The anopheles mosquito is a pest species in the US that is capable of transmitting malaria. In this article, we’re going to take a closer look at this mosquito and how to control it.

How dangerous are anopheles mosquitoes?

Malaria has been eradicated in the US in the 1950’s, but cases still pop up every now and then in international travelers, so there is a small risk that if a mosquito population large enough picks up the disease, it will be able to spread it in a community.

What does the anopheles mosquito look like?

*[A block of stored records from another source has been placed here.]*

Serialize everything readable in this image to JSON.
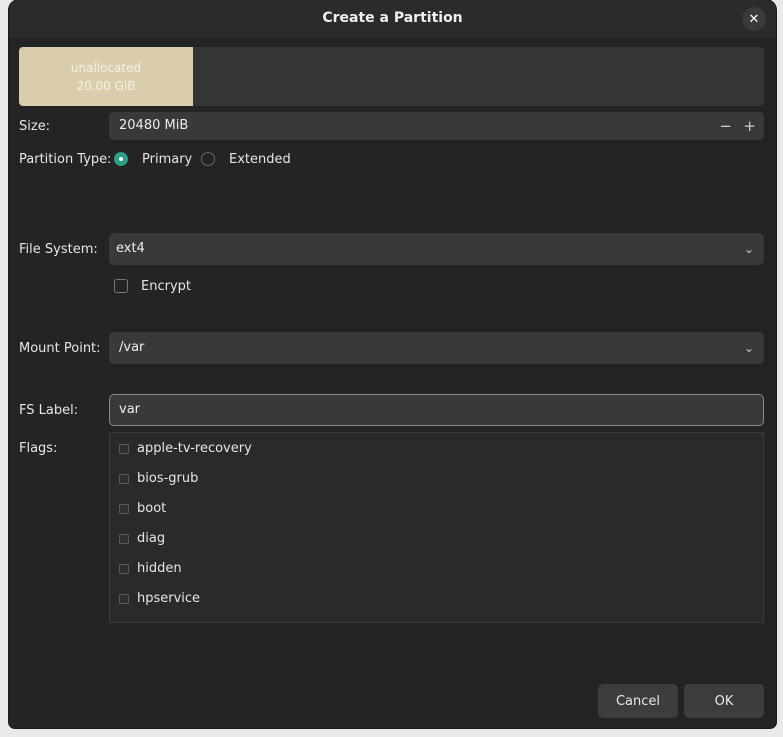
{
  "window": {
    "title": "Create a Partition",
    "close_icon": "close-icon"
  },
  "disk_bar": {
    "segment_label": "unallocated",
    "segment_size": "20.00 GiB"
  },
  "size": {
    "label": "Size:",
    "value": "20480 MiB",
    "decrement": "−",
    "increment": "+"
  },
  "partition_type": {
    "label": "Partition Type:",
    "options": [
      {
        "label": "Primary",
        "selected": true
      },
      {
        "label": "Extended",
        "selected": false
      }
    ]
  },
  "file_system": {
    "label": "File System:",
    "value": "ext4"
  },
  "encrypt": {
    "label": "Encrypt",
    "checked": false
  },
  "mount_point": {
    "label": "Mount Point:",
    "value": "/var"
  },
  "fs_label": {
    "label": "FS Label:",
    "value": "var"
  },
  "flags": {
    "label": "Flags:",
    "items": [
      "apple-tv-recovery",
      "bios-grub",
      "boot",
      "diag",
      "hidden",
      "hpservice"
    ]
  },
  "buttons": {
    "cancel": "Cancel",
    "ok": "OK"
  },
  "colors": {
    "accent": "#2e9f86",
    "segment": "#dacdad",
    "background": "#242424"
  }
}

Anopheles mosquitoes do not really stand out in terms of appearance. They are black or dark brown, and they will usually stand at a 45 degree angle on their victim while they are feeding, as opposed to most mosquito species, which will be more or less parallel.

The life cycle of the anopheles

Anopheles have a regular mosquito life cycle. They start off as an egg in a body of standing water, and after two days they hatch into a larva. As a larva, they will eat various organic matter that they find in the water, and a week later, they will be ready to enter the pupal stage. In this stage, the larvae will go through a process of metamorphosis for approximately three days, before emerging as an adult mosquito.

How are anopheles mosquitoes controlled?

Anopheles mosquitoes are no different than other mosquito species when it comes to control either. Since the anopheles mosquito nests in standing water, a pest control professional will target bodies of standing water in order to remove the infestation.

The procedure can be quick and easy, or it can be quite complex, depending on the source of the infestation. For example, a mosquito can lay its eggs in a bottle cap filled with water, so removing all these small sources of standing water is easy. However, there are situations when a mosquito infestation originates from a nearby lake or pond, and the control procedure can get a little more complex. Depending on whether the water is located on public or private property, different approaches will be needed, but ultimately, larvicides or drainage procedures will have to be used.